The ongoing Sea Trials have resulted in at least 90 successful short take-offs and 92 vertical landings aboard the USS Wasp, said Joe DellaVedova, spokesman for the Joint Strike Fighter’s Joint Program Office.

The JSF program developmental strategy is, in part, grounded upon a series of incremental software “drops” — each one adding new capability to the platform. In total, there are more than 10 billion individual lines of code for the system, broken down into increments and “blocks,” F-35 program office officials explained.
The F-35B is currently testing with Block 2B, which enables the aircraft to provide basic close air support and fire an AMRAAM [Advanced Medium Range Air to Air Missile], JDAM [Joint Direct Attack Munition] or GBU 12 [laser-guided aerial bomb].

In addition, the aircraft has conducted test flights with a full internal weapons load, including a GBU or Guided Bomb Unit and an Advanced Medium Range Air to Air Missile, or AMRAAM.

As what’s called a fifth-generation stealth or low-observable fighter platform, the F-35 is engineered with a suite of next-generation technologies designed to provide the pilots with more capability and more information.

When it comes to STOVL landing technology, the F-35B is a generation beyond its Harrier Jet predecessor, also a Marine Corps plane designed for vertical landing.

“Harriers are all manual controls. With the F-35 we have computers. A ton of engineering goes into making it a low work load. The plane is literally sampling winds, sampling conditions and the parameters,” said Marine Corps Capt. Michael Kingen, an F-35 developmental test pilot.

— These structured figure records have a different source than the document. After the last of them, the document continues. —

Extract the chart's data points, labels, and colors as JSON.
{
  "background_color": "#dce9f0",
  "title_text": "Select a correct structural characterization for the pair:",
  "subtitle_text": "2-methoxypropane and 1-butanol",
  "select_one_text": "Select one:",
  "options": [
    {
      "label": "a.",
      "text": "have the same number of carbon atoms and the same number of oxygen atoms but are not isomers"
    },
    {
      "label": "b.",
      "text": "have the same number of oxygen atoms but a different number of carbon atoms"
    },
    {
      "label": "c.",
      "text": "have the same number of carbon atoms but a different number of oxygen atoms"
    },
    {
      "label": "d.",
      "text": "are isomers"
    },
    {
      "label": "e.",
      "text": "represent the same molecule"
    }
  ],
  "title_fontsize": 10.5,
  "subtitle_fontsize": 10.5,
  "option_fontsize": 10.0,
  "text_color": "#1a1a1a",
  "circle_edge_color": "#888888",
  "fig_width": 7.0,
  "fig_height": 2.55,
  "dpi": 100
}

The F-35 is also engineered to accomplish what’s referred to as “sensor fusion,” namely the technological ability to fuse relevant information from a variety of sources into one common operating picture for the pilot to view – such as digital maps, radar information and sensor information all combined into a single set of screens, said Marine Corps Lt. Col. Matthew Kelly, former F-35 test pilot.

For instance, the F-35’s Electro-Optical Target System, or EOTS, is an infra-red sensor able to assist pilots with air and ground targeting at increased standoff ranges while also performing laser designation, laser range-finding and other tasks.

In addition, the plane’s Distributed Aperture System, or DAS, is a series of six electro-optical sensors also able to give information to the pilot. The DAS includes precision tracking, fire control capabilities and the ability to warn the pilot of an approaching threat or missile.

“The ability of the aircraft to take in all that information, process it and then provide it to the pilot with the right information when he wants it in the right format – is really what makes this the fifth generation design for the next war and the war after that,” said Kelly.

The next Sea Trials for the F-35B are slated for sometime in 2016, DellaVedova said.

“F-35 is a growth platform and will remain so for the forseeable future,” he said.